A 20 year veteran of the competitive world of consumer product marketing, Marie-Josée Lamothe is managing director of branding at Google Canada.
Looking ahead to the next big thing in our industry, I expect to see a clear transformation in how marketers define success. The C-suite will increasingly hold their marketing departments accountable for their results and impact on bottom line. As a result, “profit-driven marketing” will become the new standard to define success.
In the recent past, we talked about branding as a means of connecting with your audience on an emotional level. In our industry, we could be mostly right brain brand marketers, approaching advertising as a forum for creative storytelling.
Then along came digital.
It’s been twenty years since the first banner ads ran online. With digital, we were exposed to a new creative canvas to build truly immersive brand experiences. But digital also offered something else, something for the left brain marketer – namely, the capacity to prove the ROI and efficiencies of brand advertising. And this capacity to blend creative with bottom-line analytics stands to change the face of marketing.
Among leading organizations, tomorrow’s marketing departments will be viewed as a profit centre instead of a cost centre. Left brain-inclined performance advertisers, who have historically sought out measurability and efficiency of the web, will establish the new rules for the industry at large.
Canadian consumers are already ahead of the industry. Canadians are world leaders in consuming online video – each of us watches more than 150 videos each month – and we now spend more time online than in front of traditional screens (but I caution that this isn’t a conversation about traditional versus digital).

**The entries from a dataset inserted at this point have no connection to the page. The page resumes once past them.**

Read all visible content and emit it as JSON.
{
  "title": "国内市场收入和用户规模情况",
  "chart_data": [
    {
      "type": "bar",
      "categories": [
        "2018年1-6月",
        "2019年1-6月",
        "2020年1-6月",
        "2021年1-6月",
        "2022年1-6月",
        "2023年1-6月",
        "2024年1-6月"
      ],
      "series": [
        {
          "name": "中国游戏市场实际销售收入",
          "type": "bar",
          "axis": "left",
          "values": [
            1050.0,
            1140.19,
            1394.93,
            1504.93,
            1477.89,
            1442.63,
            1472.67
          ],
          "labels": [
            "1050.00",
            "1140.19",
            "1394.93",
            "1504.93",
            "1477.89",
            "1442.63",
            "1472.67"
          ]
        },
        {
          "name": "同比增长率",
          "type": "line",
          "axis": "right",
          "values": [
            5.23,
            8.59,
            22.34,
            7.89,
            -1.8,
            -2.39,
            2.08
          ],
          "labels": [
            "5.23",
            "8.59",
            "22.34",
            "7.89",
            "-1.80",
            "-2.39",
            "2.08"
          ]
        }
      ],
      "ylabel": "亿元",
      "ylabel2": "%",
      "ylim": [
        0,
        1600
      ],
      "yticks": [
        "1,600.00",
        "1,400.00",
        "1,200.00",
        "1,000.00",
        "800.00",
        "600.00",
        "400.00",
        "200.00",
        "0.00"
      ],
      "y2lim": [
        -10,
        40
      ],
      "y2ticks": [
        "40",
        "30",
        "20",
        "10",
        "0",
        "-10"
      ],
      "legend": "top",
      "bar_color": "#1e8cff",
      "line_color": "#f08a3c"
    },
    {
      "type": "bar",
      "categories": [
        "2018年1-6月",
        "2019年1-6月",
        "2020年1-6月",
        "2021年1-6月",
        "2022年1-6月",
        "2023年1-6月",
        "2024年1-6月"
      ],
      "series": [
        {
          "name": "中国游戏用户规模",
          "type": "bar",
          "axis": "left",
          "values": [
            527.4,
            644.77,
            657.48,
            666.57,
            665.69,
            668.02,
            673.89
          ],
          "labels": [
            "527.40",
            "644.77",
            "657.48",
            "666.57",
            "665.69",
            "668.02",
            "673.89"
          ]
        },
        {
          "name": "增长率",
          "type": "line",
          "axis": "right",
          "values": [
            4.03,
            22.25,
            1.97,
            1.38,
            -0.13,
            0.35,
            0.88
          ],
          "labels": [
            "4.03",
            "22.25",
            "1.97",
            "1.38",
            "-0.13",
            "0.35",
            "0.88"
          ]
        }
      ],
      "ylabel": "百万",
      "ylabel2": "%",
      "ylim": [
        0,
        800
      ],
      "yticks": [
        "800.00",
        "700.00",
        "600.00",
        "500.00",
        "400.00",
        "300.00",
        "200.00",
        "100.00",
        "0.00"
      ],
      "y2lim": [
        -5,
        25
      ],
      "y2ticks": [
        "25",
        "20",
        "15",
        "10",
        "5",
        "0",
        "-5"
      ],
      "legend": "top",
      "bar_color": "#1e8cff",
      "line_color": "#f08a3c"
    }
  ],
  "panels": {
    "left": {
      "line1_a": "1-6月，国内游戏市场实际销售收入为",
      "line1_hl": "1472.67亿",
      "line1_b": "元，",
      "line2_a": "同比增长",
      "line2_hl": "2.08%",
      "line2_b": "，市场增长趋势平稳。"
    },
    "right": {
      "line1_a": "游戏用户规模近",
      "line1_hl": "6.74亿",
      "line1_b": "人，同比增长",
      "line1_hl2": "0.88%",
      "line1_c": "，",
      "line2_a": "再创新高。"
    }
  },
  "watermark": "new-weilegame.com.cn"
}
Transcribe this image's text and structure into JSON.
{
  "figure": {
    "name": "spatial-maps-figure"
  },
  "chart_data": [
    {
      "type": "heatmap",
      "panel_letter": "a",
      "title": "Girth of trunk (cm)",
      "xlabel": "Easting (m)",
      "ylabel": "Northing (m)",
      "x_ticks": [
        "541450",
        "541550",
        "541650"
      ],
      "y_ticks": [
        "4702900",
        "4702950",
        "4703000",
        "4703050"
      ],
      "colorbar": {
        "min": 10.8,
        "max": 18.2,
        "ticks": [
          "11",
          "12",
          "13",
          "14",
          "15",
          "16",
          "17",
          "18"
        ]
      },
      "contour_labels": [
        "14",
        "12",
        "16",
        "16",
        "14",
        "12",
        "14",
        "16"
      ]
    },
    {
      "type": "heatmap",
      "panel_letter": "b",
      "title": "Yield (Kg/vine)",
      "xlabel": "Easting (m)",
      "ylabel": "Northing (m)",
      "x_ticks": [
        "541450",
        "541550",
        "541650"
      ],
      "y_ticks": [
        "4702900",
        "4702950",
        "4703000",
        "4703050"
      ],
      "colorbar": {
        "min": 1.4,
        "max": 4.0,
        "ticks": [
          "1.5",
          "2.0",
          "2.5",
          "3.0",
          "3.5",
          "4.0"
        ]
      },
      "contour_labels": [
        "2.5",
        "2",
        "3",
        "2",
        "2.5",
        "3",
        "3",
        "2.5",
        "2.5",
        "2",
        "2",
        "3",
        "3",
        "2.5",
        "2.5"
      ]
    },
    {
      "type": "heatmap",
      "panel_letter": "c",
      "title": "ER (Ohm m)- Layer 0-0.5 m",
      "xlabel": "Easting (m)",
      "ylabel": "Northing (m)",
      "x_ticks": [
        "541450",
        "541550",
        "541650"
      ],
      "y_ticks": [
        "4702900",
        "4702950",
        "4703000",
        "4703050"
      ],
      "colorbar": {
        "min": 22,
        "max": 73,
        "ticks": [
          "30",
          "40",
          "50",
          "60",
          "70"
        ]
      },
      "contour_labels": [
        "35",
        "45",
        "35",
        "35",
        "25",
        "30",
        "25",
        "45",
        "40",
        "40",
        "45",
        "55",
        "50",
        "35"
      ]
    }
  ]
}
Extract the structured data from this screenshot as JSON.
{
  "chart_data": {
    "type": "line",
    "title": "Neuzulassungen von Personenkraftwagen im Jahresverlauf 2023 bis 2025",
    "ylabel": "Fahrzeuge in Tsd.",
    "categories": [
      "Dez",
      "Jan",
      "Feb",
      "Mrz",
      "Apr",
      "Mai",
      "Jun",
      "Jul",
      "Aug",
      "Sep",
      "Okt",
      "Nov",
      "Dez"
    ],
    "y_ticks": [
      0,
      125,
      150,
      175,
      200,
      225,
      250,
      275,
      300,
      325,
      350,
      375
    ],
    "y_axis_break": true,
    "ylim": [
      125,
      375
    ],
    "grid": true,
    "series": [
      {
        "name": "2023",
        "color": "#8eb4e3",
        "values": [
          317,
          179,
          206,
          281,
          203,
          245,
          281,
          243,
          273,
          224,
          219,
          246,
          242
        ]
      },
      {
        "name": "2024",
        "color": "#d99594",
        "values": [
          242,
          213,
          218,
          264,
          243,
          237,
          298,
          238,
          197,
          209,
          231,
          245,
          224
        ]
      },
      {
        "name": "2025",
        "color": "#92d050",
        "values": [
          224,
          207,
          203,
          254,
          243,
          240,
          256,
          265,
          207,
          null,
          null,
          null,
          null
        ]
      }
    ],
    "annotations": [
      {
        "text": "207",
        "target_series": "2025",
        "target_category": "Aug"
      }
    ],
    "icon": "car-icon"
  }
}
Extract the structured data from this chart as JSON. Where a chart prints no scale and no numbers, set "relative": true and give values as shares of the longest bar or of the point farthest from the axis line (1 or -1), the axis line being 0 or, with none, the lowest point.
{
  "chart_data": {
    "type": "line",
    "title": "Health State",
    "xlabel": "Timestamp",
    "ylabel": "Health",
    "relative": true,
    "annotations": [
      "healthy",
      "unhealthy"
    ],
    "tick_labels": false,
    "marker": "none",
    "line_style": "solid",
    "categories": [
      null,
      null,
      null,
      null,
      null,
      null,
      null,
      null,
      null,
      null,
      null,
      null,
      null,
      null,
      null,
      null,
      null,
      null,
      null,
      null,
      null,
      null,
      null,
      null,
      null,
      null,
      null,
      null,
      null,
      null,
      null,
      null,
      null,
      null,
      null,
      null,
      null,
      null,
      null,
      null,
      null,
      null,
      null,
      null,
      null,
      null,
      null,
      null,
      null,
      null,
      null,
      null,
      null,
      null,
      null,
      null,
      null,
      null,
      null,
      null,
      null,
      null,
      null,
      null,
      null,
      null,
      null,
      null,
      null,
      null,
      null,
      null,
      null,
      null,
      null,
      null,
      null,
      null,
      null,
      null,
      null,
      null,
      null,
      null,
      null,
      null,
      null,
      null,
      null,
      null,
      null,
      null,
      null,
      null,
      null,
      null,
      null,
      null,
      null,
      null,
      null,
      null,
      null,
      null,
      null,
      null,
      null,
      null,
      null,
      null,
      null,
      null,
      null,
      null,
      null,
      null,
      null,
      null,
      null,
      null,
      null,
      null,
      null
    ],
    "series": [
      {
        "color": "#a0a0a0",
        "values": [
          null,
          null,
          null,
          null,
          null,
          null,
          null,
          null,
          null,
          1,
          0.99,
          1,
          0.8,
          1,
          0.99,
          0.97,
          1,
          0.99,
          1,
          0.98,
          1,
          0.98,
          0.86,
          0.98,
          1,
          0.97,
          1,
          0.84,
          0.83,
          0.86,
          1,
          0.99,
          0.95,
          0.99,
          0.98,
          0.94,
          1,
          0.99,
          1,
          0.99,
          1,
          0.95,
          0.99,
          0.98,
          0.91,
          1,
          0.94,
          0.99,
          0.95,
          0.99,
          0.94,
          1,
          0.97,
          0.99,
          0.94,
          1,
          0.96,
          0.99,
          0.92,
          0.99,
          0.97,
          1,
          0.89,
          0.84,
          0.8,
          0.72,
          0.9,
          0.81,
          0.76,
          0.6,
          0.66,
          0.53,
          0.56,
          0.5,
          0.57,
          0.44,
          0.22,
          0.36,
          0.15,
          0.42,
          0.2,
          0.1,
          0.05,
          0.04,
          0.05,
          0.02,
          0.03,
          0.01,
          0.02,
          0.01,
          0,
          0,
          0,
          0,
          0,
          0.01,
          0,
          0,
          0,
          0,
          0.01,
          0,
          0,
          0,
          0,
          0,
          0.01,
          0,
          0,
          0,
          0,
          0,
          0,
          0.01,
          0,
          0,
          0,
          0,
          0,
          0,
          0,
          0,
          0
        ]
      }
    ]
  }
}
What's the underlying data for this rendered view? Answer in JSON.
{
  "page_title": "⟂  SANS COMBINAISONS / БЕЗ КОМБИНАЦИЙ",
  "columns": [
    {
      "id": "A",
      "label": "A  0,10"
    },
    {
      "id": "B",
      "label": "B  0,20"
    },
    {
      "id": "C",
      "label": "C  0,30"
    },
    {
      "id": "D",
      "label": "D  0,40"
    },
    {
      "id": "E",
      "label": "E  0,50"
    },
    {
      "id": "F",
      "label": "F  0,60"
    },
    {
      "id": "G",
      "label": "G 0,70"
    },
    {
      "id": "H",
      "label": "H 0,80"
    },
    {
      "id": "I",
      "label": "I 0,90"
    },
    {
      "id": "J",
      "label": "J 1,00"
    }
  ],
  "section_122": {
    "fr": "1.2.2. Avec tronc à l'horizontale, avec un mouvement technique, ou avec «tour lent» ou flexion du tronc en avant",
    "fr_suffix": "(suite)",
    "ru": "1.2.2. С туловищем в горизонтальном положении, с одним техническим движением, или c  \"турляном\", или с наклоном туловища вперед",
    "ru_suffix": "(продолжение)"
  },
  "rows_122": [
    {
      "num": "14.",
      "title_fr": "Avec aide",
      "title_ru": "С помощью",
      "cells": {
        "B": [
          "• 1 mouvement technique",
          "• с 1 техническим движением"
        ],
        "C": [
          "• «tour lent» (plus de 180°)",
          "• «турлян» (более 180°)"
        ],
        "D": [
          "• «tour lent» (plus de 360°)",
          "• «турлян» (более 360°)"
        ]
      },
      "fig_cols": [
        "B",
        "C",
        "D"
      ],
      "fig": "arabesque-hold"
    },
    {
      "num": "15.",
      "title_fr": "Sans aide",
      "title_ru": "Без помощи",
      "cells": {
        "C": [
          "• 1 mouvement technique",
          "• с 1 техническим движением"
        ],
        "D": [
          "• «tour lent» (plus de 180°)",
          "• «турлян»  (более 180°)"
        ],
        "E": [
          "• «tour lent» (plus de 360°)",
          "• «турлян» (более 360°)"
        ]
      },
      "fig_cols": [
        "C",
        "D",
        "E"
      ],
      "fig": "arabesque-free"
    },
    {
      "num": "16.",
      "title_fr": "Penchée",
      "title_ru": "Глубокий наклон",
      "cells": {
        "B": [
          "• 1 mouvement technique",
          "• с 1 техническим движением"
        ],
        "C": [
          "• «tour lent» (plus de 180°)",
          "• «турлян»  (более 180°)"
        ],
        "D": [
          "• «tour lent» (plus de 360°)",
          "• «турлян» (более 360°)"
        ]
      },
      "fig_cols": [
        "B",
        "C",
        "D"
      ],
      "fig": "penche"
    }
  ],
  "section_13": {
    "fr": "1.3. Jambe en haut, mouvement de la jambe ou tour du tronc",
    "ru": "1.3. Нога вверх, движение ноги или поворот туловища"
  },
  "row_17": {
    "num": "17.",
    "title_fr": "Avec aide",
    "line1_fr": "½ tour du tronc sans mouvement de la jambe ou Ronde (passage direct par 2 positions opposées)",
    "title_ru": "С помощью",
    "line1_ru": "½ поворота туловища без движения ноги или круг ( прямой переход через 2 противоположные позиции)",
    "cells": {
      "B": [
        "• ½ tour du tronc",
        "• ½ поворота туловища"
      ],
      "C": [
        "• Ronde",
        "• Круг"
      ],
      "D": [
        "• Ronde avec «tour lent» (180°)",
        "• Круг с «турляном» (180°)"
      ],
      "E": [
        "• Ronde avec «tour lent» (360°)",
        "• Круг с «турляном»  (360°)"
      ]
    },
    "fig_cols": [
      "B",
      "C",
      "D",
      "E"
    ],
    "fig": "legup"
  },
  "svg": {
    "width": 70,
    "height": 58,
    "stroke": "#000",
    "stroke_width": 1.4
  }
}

If brand marketers want to catch up to the Canadian consumer, they must adopt many of the lessons learned by performance advertisers. Effective campaign managers will consider familiar problems in new ways. They will measure beyond the conversion and account for the customers’ journey across screens and media types, as well as accounting for the offline sales driven by digital investments. They will re-conceptualize e-commerce and affiliate programs as a part of a brand’s enlarged media ecosystem. And they will recognize that traditional screens and new platforms are now reliant on one another to optimize relevance of a brand’s overall reach and effectiveness.
The good news is this level of measurement is becoming possible. Over the last decade our industry has developed powerful metrics to measure advertising; advertisers can tally clicks, reach and the resulting conversions or purchases. This has redefined performance advertising (where the goal is an immediate sale or click). And we’re continuing to work on better metrics for brand advertising that can become as important as the click has become.
If we want to remain competitive and in touch with our consumers, no longer can we look at digital as a secondary consideration or simply a way of extending the reach of our traditional campaigns. Marketers who are making the biggest headway today are taking the reverse approach and leveraging the power of digital measurement to inform their traditional TV campaigns.
I believe that the most exciting times in marketing are yet to come. As our industry moves headlong into a digital future, marketers must balance their left-brain and right-brain skills to change the way we work and how we measure our accountability and impact on the bottom line. The payoff will be rich, multi-dimensional campaigns that resonate with today’s Canadian consumer – while driving profit.